デビュー間もないうちから数を使う馬、使わない馬の違いとは?

 昭和の時代は目先の賞金欲しさにダービーまで10戦するなんてのは当たり前だった。皐月賞とダービーの間に相手の弱そうなレースがあれば1戦挟んだりしたからな。ダービートライアルだったころのNHK杯とかな。
 今は能力がある馬はそういう使い方をせず、レースを選んで出走して本番に備える。

 一方で能力の限界が見えている馬は、数を使ってカイバ代を稼いでもらうことになる。馬主が馬に何を求めるかにもよる。
 たくさん使うことで「使い減り」といって、心身がすり減ってしまいカリカリする馬がいるのも事実だ。あまり使いすぎると、ポテンシャルの100%を出せる場面がなく競走馬としてのキャリアを終えることになってしまう。

総じて馬の出走回数は減った

 古馬に関しても昔はもっと数を使えていたけど、出馬投票のルールに伴う入厩馬の入れ替えなどでガシガシ使うことはできなくなってしまった。
 もっと出走させたいと思っても、レースの10日前に入厩していないとダメとか縛りが多いし、クラブオーナーの馬が多いと調教師の意思で自由に使えない現実もある。
 成績が上がっていない厩舎はクラブ馬を預かれない。そうすると馬の数が少なくて入れ替えがないので預かっている馬の使い倒しができるから、数を使いたい個人馬主にはありがたい。ただ、そういう厩舎はなかなか使っても勝てていないわけで、馬主にとっては良し悪しだけどね。

・矢作調教師のすごさを伝授

 矢作調教師は昨年、JRA全国リーディング4位の実績で、他の厩舎の倍くらい使っている。たとえば、3位の中内田厩舎が出走回数242回だったのに比べて、矢作厩舎は515回だ。
 クラブの馬は自分の意思でなかなか使うところを決められないけど、それ以外の馬で数を使って結果を出しているのは調教師の技術。

矢作芳人調教師

 矢作調教師は若い頃、オーストラリアで修行していたことがあった。向こうは日本と違ってレース間隔が6、7日で出走するのが当たり前。
 一方、日本では競馬を使った後に2~3週は空けるのが普通。競馬とはそういうものだという感覚で、下手な日本特有の固定観念がある。
 その点、矢作調教師は馬の状態を見て、大丈夫だと思えばバンバン使う。それで結果の出ない馬は、外厩などにいる馬と入れ替える。外に信頼できる良いスタッフがいる牧場があって、態勢が整っている馬をすぐ入れることで次の週には使える。競馬を使ってスムーズに次の馬と入れ替えて、上手く回るようにするということが調教師の仕事として一番大事。
 だから馬が休養先から帰ってくると、厩舎にいる1~2ヵ月の間に連闘や中1週のローテーションであちこち行って3~4回は使っている。これは主に条件馬のことだけど、たまに重賞クラスの馬でもやるもんな。2018年の安田記念を勝ったモズアスコットも連闘だったろ?
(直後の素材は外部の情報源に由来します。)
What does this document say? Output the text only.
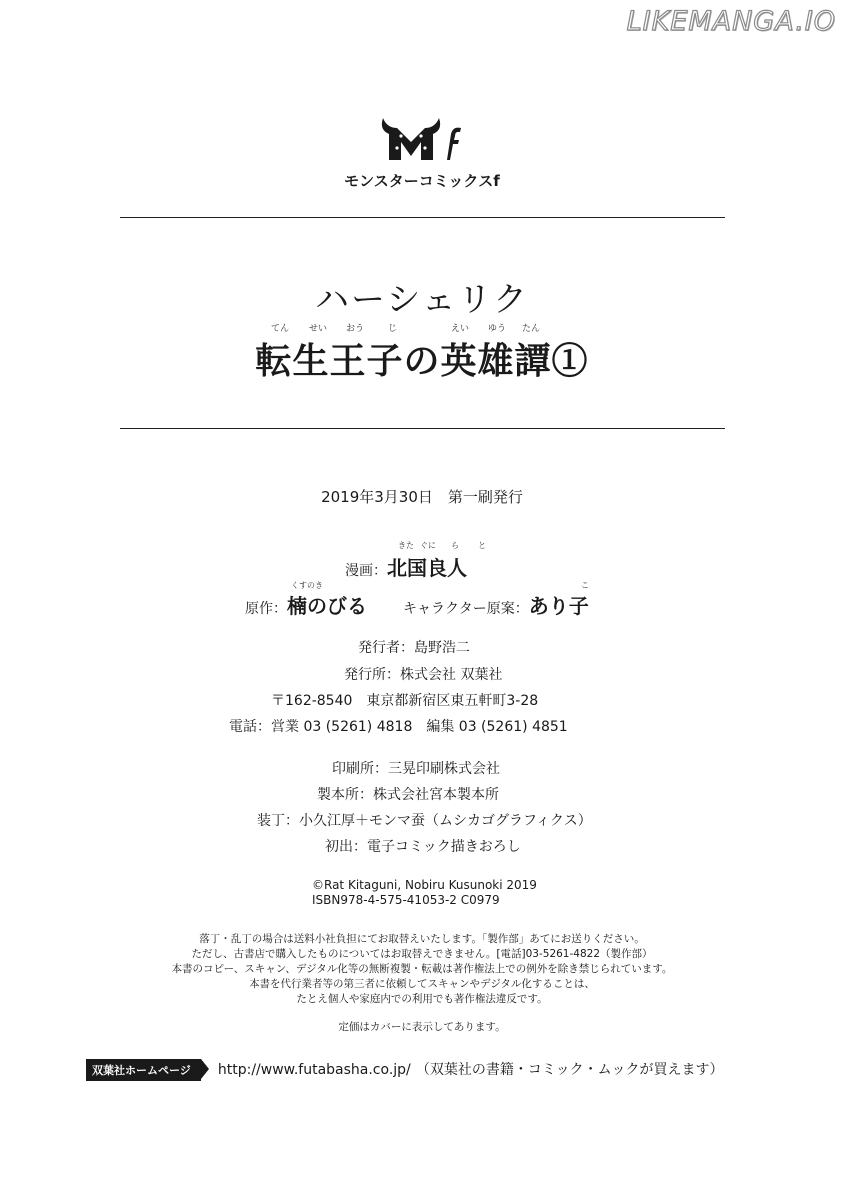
LIKEMANGA.IO
モンスターコミックスf
ハーシェリク
てん せい おう	じ	えい ゆう たん
転生王子の英雄譚①
2019年3月30日　第一刷発行
きた ぐに ら と
漫画：北国良人
くすのき	こ
原作：楠のびる	キャラクター原案：あり子
発行者：島野浩二
発行所：株式会社 双葉社
〒162-8540　東京都新宿区東五軒町3-28
電話：営業 03 (5261) 4818　編集 03 (5261) 4851
印刷所：三晃印刷株式会社
製本所：株式会社宮本製本所
装丁：小久江厚＋モンマ蚕（ムシカゴグラフィクス）
初出：電子コミック描きおろし
©Rat Kitaguni, Nobiru Kusunoki 2019
ISBN978-4-575-41053-2 C0979
落丁・乱丁の場合は送料小社負担にてお取替えいたします。「製作部」あてにお送りください。
ただし、古書店で購入したものについてはお取替えできません。[電話]03-5261-4822（製作部）
本書のコピー、スキャン、デジタル化等の無断複製・転載は著作権法上での例外を除き禁じられています。
本書を代行業者等の第三者に依頼してスキャンやデジタル化することは、
たとえ個人や家庭内での利用でも著作権法違反です。
定価はカバーに表示してあります。
双葉社ホームページ http://www.futabasha.co.jp/ （双葉社の書籍・コミック・ムックが買えます）
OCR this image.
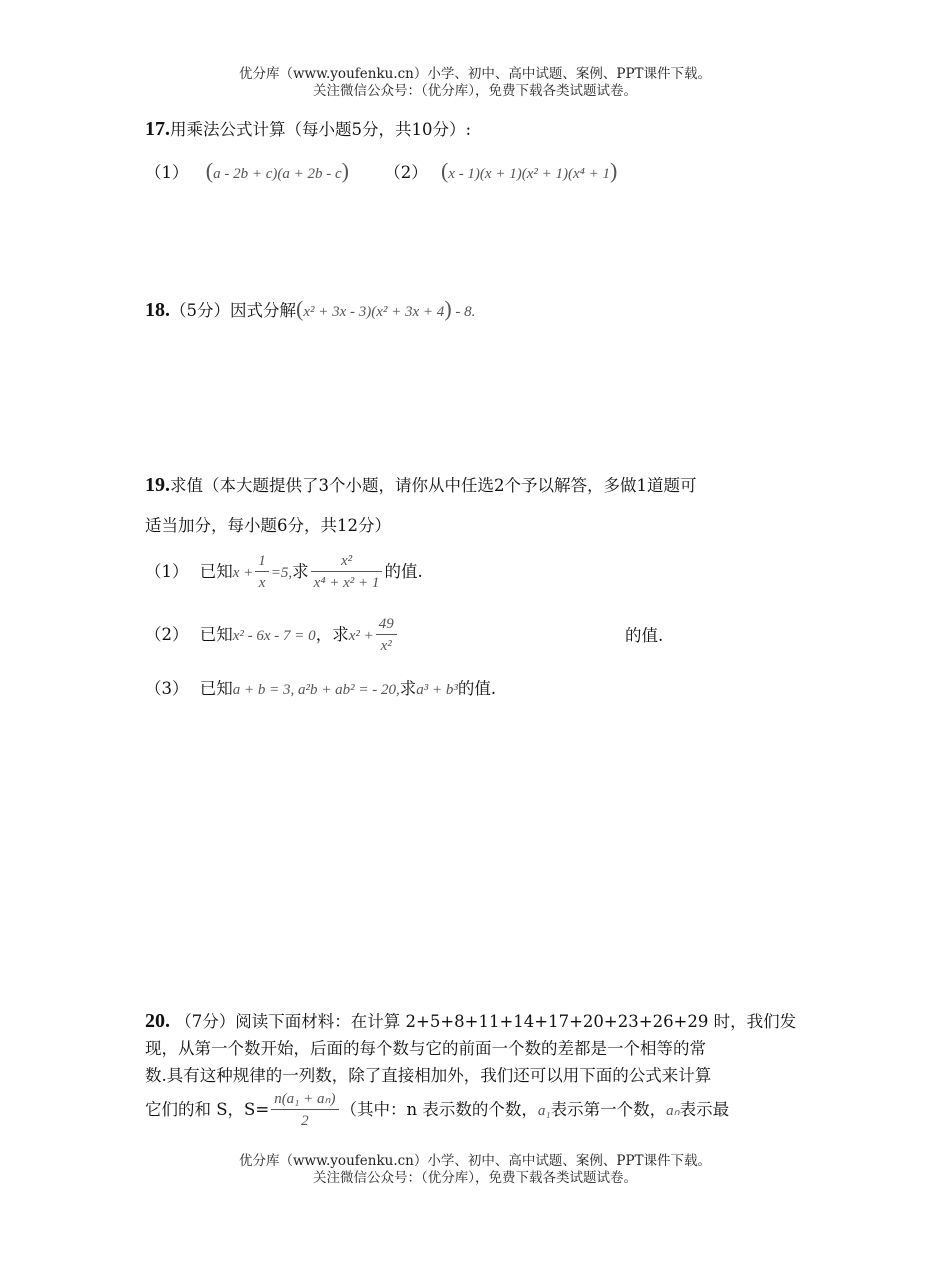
优分库（www.youfenku.cn）小学、初中、高中试题、案例、PPT课件下载。
关注微信公众号：（优分库），免费下载各类试题试卷。
17.用乘法公式计算（每小题5分，共10分）:
（1） (a - 2b + c)(a + 2b - c) （2） (x - 1)(x + 1)(x² + 1)(x⁴ + 1)
18.（5分）因式分解(x² + 3x - 3)(x² + 3x + 4) - 8.
19.求值（本大题提供了3个小题，请你从中任选2个予以解答，多做1道题可
适当加分，每小题6分，共12分）
（1） 已知$x + \frac{1}{x} =5$,求 $\frac{\text{x²}}{\text{x⁴ + x² + 1}}$ 的值.
（2） 已知x² - 6x - 7 = 0，求$x^2 + \frac{49}{\text{x²}}$	的值.
（3） 已知a + b = 3, a²b + ab² = - 20,求a³ + b³的值.
20. （7分）阅读下面材料：在计算 2+5+8+11+14+17+20+23+26+29 时，我们发
现，从第一个数开始，后面的每个数与它的前面一个数的差都是一个相等的常
数.具有这种规律的一列数，除了直接相加外，我们还可以用下面的公式来计算
它们的和 S，$S= \frac{\text{n(a₁ + aₙ)}}{2}$ （其中：n 表示数的个数，a₁表示第一个数，aₙ表示最
优分库（www.youfenku.cn）小学、初中、高中试题、案例、PPT课件下载。
关注微信公众号：（优分库），免费下载各类试题试卷。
モズアスコットは安土城S(OP)からの連闘策で2018年の安田記念を制覇

 また、フォーエバーヤングのように能力が突き抜けている馬の扱いにも優れている。仮に矢作調教師じゃないところに預けられていたら、国内だけで走っていた可能性もある。そうなりゃ日本で20連勝ぐらいして、それはそれで注目は浴びただろうけどな。
 馬の能力を早いうちに見極めて、ベストなタイミングで海外に連れて行ったというのは矢作調教師のすごさだよ。